May 4, 2012 § Leave a comment
The issue of race and ethnicity in predominantly homogeneous societies is an issue that has come up in my political science class, Politics of East Asia, time and time again. Korea and Japan both heavily subscribe to the “one blood” idea–that they are a people of one race, descended from a union between godly/otherworldly beings way back when. (I would argue that this is something China wants to do but has not succeeded in doing to the extent Korea and Japan have, given that China is home to over 13 distinct ethnic groups [not including Koreans living there] while Korea is home to Koreans and a small population of Chinese and Japan is home to the Japanese and a minority of Koreans and Chinese.)
As the number of mixed-race marriages increases, however, Korea is now having to adjust to the presence of “multiethnic families (다문화 가족, or 다가족)” and figure out how to integrate them into society. (More on the challenges facing multiethnic families and their children here, here and here.) Yet there are many obstacles, one of which being Korea’s historical and present xenophobia and exclusivity. More on this issue from Korea Joongang Daily, “Giving Up On Xenophobia“:
Thousands of nonnative Koreans now live among us because of interracial marriages, jobs or for education purposes, yet Korea’s understanding and tolerance of other ethnic groups remain far below the global standard.
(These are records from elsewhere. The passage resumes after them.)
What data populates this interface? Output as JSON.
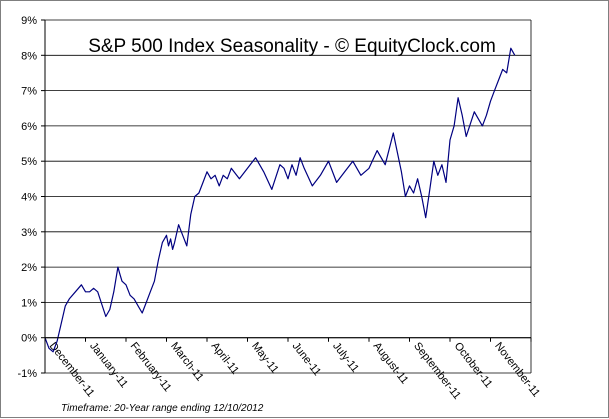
{
  "chart_data": {
    "type": "line",
    "title": "S&P 500 Index Seasonality - © EquityClock.com",
    "note": "Timeframe: 20-Year range ending 12/10/2012",
    "xlabel": "",
    "ylabel": "",
    "ylim": [
      -1,
      9
    ],
    "y_ticks": [
      "-1%",
      "0%",
      "1%",
      "2%",
      "3%",
      "4%",
      "5%",
      "6%",
      "7%",
      "8%",
      "9%"
    ],
    "categories": [
      "December-11",
      "January-11",
      "February-11",
      "March-11",
      "April-11",
      "May-11",
      "June-11",
      "July-11",
      "August-11",
      "September-11",
      "October-11",
      "November-11"
    ],
    "grid": true,
    "line_color": "#000080",
    "series": [
      {
        "name": "S&P 500 Seasonality",
        "x": [
          0,
          0.1,
          0.2,
          0.3,
          0.4,
          0.5,
          0.6,
          0.75,
          0.9,
          1.0,
          1.1,
          1.2,
          1.3,
          1.5,
          1.6,
          1.7,
          1.8,
          1.85,
          1.9,
          2.0,
          2.1,
          2.2,
          2.3,
          2.4,
          2.5,
          2.6,
          2.7,
          2.8,
          2.9,
          3.0,
          3.05,
          3.1,
          3.15,
          3.2,
          3.3,
          3.4,
          3.5,
          3.6,
          3.7,
          3.8,
          3.9,
          4.0,
          4.1,
          4.2,
          4.3,
          4.4,
          4.5,
          4.6,
          4.8,
          5.0,
          5.2,
          5.4,
          5.6,
          5.8,
          5.9,
          6.0,
          6.1,
          6.2,
          6.3,
          6.4,
          6.6,
          6.8,
          7.0,
          7.2,
          7.4,
          7.6,
          7.8,
          8.0,
          8.2,
          8.4,
          8.6,
          8.8,
          8.9,
          9.0,
          9.1,
          9.2,
          9.3,
          9.4,
          9.5,
          9.6,
          9.7,
          9.8,
          9.9,
          10.0,
          10.1,
          10.2,
          10.3,
          10.4,
          10.6,
          10.8,
          10.9,
          11.0,
          11.1,
          11.2,
          11.3,
          11.4,
          11.5,
          11.6
        ],
        "values": [
          0.0,
          -0.3,
          -0.4,
          -0.1,
          0.4,
          0.9,
          1.1,
          1.3,
          1.5,
          1.3,
          1.3,
          1.4,
          1.3,
          0.6,
          0.8,
          1.3,
          2.0,
          1.8,
          1.6,
          1.5,
          1.2,
          1.1,
          0.9,
          0.7,
          1.0,
          1.3,
          1.6,
          2.2,
          2.7,
          2.9,
          2.6,
          2.8,
          2.5,
          2.7,
          3.2,
          2.9,
          2.6,
          3.5,
          4.0,
          4.1,
          4.4,
          4.7,
          4.5,
          4.6,
          4.3,
          4.6,
          4.5,
          4.8,
          4.5,
          4.8,
          5.1,
          4.7,
          4.2,
          4.9,
          4.8,
          4.5,
          4.9,
          4.6,
          5.1,
          4.8,
          4.3,
          4.6,
          5.0,
          4.4,
          4.7,
          5.0,
          4.6,
          4.8,
          5.3,
          4.9,
          5.8,
          4.7,
          4.0,
          4.3,
          4.1,
          4.5,
          4.0,
          3.4,
          4.2,
          5.0,
          4.6,
          4.9,
          4.4,
          5.6,
          6.0,
          6.8,
          6.3,
          5.7,
          6.4,
          6.0,
          6.3,
          6.7,
          7.0,
          7.3,
          7.6,
          7.5,
          8.2,
          8.0
        ]
      }
    ]
  }
}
In a survey on acceptability of a multiethnic society by the Ministry of Gender Equality and Family, which was conducted on 2,500 people aged 19 to 74 nationwide, only 36 percent was positive about changes that make our society more diverse in terms of race, religion and culture.
That’s less than half the average 74 percent approval rate in 18 European countries. The results of the survey suggest that many immigrants from different cultural backgrounds could be suffering from various forms of discrimination and prejudice in Korea due to their skin color or mother tongue.
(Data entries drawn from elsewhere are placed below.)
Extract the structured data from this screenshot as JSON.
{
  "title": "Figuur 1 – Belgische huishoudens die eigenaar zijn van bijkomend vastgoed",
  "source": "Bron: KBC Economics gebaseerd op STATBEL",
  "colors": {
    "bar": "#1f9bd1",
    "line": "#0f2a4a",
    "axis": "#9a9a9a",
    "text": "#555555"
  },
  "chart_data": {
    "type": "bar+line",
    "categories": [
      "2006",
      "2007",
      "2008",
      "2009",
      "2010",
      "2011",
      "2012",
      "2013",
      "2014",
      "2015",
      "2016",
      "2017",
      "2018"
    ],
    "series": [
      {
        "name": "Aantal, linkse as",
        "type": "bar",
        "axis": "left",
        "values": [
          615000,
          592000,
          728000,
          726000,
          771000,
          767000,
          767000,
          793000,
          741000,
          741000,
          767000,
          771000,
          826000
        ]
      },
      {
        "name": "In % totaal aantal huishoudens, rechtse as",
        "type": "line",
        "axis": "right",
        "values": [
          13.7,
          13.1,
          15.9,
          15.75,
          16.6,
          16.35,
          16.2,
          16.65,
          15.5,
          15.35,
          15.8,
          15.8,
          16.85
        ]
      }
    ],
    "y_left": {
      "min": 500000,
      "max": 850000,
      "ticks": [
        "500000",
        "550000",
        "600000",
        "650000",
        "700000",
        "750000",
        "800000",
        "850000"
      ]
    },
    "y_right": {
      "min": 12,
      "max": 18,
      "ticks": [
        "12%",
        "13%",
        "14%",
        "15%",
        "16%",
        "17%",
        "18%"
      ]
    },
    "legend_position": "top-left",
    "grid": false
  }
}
Our evolution toward a multiethnic society is inevitable. We must remake our laws in various fields to support a society that accepts differences. We also should welcome foreign talents to raise our international competitiveness. We feel proud of the success stories of ethnic Koreans overseas even though they are no longer Korean citizens. We should encourage foreign residents to be successful members of our society.